Without --init-schema
, the script fails with the following error message.
MetaException(message:Version information not found in metastore.)
When restarting Metastore,
do not use --init-schema
option in order to reuse existing Hive databases.
For example, the user can kill Metastore and restart it as follows.
hive/metastore-service.sh stop --tpcds
hive/metastore-service.sh start --tpcds
Running HiveServer2
Run HiveServer2 using --tpcds
option.
Do not use LocalProcess mode for MR3 DAGAppMaster (with --amprocess
option)
which is not supported in a secure Hadoop cluster.
hive/hiveserver2-service.sh start --tpcds
Create a new directory hive/run-beeline-result
and set its permission to 777
so that any user can execute Beeline from the current working directory.
mkdir -p hive/run-beeline-result
chmod 777 hive/run-beeline-result
Download a sample dataset which will be accessed by another user.
wget https://github.com/mr3project/mr3/releases/download/v2.0/pokemon.csv
Running Beeline
The user may use any client program (not necessarily Beeline included in the MR3 release) to connect to HiveServer2. In our example, we run Beeline included in the MR3 release.

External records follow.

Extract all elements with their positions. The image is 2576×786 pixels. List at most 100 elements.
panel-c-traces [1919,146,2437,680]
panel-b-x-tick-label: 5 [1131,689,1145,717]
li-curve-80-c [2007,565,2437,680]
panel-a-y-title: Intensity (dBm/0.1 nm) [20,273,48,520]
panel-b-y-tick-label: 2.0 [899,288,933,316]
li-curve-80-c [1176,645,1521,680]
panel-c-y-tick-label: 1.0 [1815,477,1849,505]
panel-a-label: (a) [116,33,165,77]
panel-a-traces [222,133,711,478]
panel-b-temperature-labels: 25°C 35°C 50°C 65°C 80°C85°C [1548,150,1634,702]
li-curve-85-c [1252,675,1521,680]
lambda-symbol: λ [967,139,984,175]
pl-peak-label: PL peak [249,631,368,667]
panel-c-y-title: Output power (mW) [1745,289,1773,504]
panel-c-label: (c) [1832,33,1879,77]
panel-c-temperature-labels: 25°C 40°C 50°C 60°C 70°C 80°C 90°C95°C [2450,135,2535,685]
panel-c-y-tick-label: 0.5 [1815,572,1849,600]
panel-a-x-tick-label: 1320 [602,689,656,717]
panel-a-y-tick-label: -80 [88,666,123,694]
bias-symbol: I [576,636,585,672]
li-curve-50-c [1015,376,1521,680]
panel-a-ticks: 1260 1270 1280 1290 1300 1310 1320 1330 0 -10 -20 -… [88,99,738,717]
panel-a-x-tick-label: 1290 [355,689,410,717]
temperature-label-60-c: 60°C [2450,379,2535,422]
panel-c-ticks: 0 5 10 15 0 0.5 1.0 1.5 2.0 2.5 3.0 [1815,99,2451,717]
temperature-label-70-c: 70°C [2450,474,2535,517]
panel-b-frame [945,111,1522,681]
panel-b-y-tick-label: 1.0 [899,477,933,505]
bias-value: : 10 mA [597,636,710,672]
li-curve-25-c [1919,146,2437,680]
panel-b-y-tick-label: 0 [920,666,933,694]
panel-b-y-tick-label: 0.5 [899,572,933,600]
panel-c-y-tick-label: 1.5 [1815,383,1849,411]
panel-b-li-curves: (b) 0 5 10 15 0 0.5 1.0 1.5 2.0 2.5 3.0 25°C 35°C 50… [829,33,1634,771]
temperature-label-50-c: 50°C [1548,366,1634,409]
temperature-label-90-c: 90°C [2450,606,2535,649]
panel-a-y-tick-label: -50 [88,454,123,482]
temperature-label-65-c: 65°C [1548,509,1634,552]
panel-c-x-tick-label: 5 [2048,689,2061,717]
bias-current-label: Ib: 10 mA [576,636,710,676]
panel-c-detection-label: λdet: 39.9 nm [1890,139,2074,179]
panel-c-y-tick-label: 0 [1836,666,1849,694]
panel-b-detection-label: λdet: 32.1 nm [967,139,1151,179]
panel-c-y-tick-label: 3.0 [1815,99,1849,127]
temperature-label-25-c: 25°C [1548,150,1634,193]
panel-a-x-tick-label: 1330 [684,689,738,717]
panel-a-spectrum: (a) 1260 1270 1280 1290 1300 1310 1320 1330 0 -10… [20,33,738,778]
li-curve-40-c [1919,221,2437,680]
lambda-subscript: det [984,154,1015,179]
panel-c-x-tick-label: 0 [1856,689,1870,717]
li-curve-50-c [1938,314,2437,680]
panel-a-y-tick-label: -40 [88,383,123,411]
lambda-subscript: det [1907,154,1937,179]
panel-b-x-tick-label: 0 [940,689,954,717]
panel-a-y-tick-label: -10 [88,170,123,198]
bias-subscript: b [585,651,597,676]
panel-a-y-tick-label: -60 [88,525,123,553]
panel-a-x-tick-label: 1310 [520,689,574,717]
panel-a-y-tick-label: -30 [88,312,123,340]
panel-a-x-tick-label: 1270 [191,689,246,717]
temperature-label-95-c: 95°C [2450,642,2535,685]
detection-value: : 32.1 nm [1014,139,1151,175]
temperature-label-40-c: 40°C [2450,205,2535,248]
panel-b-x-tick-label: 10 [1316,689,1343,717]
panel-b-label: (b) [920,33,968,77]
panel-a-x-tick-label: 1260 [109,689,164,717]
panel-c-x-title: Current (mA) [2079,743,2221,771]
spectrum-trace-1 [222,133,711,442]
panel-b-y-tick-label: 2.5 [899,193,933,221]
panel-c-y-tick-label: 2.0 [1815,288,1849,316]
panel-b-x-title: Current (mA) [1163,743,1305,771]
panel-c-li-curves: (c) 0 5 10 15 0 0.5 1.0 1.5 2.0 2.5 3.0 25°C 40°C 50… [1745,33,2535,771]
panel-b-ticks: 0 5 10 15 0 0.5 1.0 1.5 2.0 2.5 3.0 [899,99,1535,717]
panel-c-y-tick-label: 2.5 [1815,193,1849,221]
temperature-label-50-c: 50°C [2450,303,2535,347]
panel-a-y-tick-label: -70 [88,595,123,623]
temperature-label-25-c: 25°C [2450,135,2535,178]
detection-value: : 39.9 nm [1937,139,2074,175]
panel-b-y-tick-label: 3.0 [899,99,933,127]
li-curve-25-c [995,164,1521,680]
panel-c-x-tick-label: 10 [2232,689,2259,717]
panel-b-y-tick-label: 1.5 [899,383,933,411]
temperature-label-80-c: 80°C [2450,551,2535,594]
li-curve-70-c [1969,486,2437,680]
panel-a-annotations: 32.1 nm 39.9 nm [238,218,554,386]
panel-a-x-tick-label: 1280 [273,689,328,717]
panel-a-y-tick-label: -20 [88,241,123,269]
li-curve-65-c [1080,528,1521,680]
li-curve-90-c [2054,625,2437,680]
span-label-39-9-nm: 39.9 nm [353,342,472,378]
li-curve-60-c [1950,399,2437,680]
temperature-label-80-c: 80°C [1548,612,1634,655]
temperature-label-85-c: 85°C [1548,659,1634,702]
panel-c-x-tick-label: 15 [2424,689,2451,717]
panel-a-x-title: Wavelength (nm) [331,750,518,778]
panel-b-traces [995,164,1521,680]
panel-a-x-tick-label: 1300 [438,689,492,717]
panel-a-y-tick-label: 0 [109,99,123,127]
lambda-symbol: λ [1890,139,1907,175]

We run Beeline as another user gla
to send queries to HiveServer2.
Login as user gla
and change the working directory.
cd /home/hive/mr3/hadoop
Make sure that user gla
cannot read the keytab files.
cat /etc/security/keytabs/hive.service.keytab
cat: /etc/security/keytabs/hive.service.keytab: Permission denied
cat /home/hive/hive.keytab
cat: /home/hive/hive.keytab: Permission denied
Acquire a Kerberos ticket for user gla
(either by executing kinit
or reading a Kerberos keytab file).
klist
Ticket cache: FILE:/tmp/krb5cc_1001
Default principal: gla@NAVY
Valid starting Expires Service principal
03/09/2025 02:43:51 03/10/2025 02:43:51 krbtgt/NAVY@NAVY
The user may use any client program to connect to HiveServer2. In our example, we run Beeline included in the MR3 release.
Run Beeline.
hive/run-beeline.sh
Use the default database.
0: jdbc:hive2://navy0:9842/> use default;
Create a table called pokemon
.
0: jdbc:hive2://navy0:9842/> CREATE TABLE pokemon (Number Int,Name String,Type1 String,Type2 String,Total Int,HP Int,Attack Int,Defense Int,Sp_Atk Int,Sp_Def Int,Speed Int) row format delimited fields terminated BY ',' lines terminated BY '\n' tblproperties("skip.header.line.count"="1");
Import the sample dataset.
0: jdbc:hive2://navy0:9842/> load data local inpath './pokemon.csv' INTO table pokemon;
Execute queries.
0: jdbc:hive2://navy0:9842/> select avg(HP) from pokemon;
0: jdbc:hive2://navy0:9842/> create table pokemon1 as select *, IF(HP>160.0,'strong',IF(HP>140.0,'moderate','weak')) AS power_rate from pokemon;
0: jdbc:hive2://navy0:9842/> select COUNT(name), power_rate from pokemon1 group by power_rate;
Exit Beeline.
The warehouse directory on HDFS has now two sub-directories corresponding to the two Hive tables created above.
Note that the sub-directories are owned by user hive
, not user gla
, because impersonation is disabled.
hdfs dfs -ls /user/hive/warehouse
Found 2 items
drwxr-xr-x - hive hadoop 0 2025-03-09 03:29 /user/hive/warehouse/pokemon
drwxr-xr-x - hive hadoop 0 2025-03-09 03:30 /user/hive/warehouse/pokemon1
Stopping HiveServer2 and Metastore
Stop HiveServer2 as user hive
.
hive/hiveserver2-service.sh stop --tpcds
Stop Metastore as user hive
.
hive/metastore-service.sh stop --tpcds